Bearing in mind that this was the monsoon season, so the captain was slightly optimistic when assuring him that it would be fine. Predictably, for the next five weeks the ship was hammered by unfavourable winds, wandering around the Indian Ocean and Arabian Seas.
As they were finally closing in on the West Coast of India the captain of the frigate learnt that their destination, Pondicherry, had been captured by the dastardly English! There was nothing else the Captain could do but turn his frigate back to Mauritius.
With our astronomer still on board.
On the day of the transit, our unfortunate Jonah was on a rolling ship, unable to make the observations through his instruments.
At this point, after 18 months of harrowing delays, Le Gentil was back in Mauritius having missed the transit. Now, it just so happens that although transits of Venus are rare, typically only every century or so, they occur in pairs just eight years apart.
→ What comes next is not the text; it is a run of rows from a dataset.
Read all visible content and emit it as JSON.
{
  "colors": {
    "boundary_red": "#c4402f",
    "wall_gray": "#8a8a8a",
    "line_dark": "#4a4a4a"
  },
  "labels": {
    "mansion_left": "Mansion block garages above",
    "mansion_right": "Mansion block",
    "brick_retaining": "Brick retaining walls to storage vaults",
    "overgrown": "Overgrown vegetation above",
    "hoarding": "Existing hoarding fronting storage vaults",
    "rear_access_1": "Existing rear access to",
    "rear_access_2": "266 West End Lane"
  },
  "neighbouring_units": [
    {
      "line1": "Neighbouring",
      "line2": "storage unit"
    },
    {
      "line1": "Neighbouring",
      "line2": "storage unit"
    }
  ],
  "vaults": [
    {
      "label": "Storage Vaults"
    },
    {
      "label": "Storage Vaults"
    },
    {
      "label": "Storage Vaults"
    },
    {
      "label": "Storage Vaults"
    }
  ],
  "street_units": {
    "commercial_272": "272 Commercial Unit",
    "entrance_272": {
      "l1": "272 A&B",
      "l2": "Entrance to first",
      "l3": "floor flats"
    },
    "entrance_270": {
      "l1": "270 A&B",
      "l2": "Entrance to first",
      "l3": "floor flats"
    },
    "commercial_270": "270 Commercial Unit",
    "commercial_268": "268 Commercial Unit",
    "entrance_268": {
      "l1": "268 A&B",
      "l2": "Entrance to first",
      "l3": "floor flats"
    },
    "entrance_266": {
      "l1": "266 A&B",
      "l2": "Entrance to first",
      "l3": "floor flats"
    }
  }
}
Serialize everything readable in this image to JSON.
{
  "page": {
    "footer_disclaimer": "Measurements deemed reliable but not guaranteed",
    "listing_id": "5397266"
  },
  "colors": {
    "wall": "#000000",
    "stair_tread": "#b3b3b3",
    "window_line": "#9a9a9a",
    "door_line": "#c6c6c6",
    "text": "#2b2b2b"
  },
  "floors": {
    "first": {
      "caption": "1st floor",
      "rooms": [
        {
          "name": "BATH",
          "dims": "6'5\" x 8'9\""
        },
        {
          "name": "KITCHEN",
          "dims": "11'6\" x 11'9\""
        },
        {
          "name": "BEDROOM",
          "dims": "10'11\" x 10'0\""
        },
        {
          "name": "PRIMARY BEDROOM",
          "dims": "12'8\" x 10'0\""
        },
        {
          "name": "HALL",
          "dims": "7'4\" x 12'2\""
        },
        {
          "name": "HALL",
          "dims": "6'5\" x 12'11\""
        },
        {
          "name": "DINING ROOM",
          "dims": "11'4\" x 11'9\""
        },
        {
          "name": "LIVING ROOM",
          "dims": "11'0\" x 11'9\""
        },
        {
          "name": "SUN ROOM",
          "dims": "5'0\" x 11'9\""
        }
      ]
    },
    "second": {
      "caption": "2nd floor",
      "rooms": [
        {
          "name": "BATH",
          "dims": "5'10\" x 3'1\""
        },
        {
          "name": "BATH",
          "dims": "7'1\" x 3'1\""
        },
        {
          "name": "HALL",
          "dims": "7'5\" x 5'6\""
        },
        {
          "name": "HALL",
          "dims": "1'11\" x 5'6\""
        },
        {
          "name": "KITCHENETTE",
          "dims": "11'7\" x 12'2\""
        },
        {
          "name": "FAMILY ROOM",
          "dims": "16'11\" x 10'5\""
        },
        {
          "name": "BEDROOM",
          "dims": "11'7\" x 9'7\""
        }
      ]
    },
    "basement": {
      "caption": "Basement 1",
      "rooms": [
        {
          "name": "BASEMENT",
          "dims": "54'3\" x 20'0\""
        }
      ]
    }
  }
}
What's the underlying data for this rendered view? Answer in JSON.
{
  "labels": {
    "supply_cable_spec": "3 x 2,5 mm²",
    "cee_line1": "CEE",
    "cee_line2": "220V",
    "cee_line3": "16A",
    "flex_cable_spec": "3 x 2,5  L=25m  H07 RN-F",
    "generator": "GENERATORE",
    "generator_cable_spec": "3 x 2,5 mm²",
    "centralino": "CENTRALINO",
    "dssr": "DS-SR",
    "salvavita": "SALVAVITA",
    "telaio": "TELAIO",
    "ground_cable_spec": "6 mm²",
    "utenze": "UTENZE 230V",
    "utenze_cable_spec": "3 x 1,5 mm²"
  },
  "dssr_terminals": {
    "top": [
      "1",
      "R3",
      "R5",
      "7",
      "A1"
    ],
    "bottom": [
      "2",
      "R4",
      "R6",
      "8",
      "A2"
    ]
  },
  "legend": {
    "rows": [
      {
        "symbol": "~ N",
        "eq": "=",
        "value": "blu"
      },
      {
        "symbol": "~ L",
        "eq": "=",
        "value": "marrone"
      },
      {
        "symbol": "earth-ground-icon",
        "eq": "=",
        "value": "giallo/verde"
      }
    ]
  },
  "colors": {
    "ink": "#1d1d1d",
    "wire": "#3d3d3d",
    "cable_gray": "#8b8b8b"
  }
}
After the horrors of his trip it was perhaps understandable that Le Gentil wasn’t too keen on doing it again so decided to stay and wait for the next transit.
After a few years, England and France made peace and the original location of Pondicherry was returned in the treaty to France, so the French government suggested he return to observe the transit from there. And so it was that he finally arrived, a mere eight years since he first left France.
He was warmly welcomed by the governor, and a feast was thrown in his honour. Things were finally looking up for Le Gentil! In Pondicherry he constructed an observatory and patiently awaited the July eclipse the following year. He was in good spirits in the month leading up to the transit even going so far as to entertain the local governor with views of Jupiter and its moons the evening before the transit.
So it was with dismay, but to nobody’s surprise here that he awoke on the morning of the transit to a sky blanketed with clouds… In his own words “I felt doomed, I threw myself on the bed”. To his mounting horror the clouds continued to thicken and obscure the entire transit! Just for a laugh the clouds apparently cleared almost immediately after the transit.
By all account this setback quite unhinged the young astronomer, and his return to France was delayed for several weeks until he recovered. At which point he contracted dysentery. Which just seemed an entirely unnecessary final ignominy for the poor scientist before leaving the Indian Ocean.
Finally on French soil after 11 years, six months and 13 days our hero Le Gentil was back, having managed to miss the only two transits of Venus in his lifetime.
One may imagine if not a warm welcome, at least some commiserations awaited him on his return.
Sadly he came back, broken in health and spirit, to discover his employers at the Royal Academy of Science had legally declared him dead, albeit with a nice epitaph declaring that he had acted to “encourage and protect the spirit of the French scientific research”.
It then gets worse, as his wife had by now remarried, and his relatives had helped themselves to his assets now that he was officially deceased. Incredibly everyone appeared to find his return quite disappointing and he was embroiled in a series of lawsuits until the King of France himself had to intervene to rectify the situation …
And what moral tales are there for us here tonight? Well the number rule would be publish or perish.
Or at the very least keep your supervisor updated with your progress or risk being declared legally dead.
Don’t neglect your private life in the pursuit of science, as your partner may not be too happy with being abandoned for a decade while you investigate nature.
Finally, next time you complain about some onerous task a boss or supervisor has given you, keep the sacrifices that Le Gentil made for science in mind. Just don’t perhaps go to the same extremes.
However, this isn’t quite the end of the story as ultimately Le Gentil would remarry, fathering a daughter and by all accounts his new family was able to help him overcome the nightmarish trip.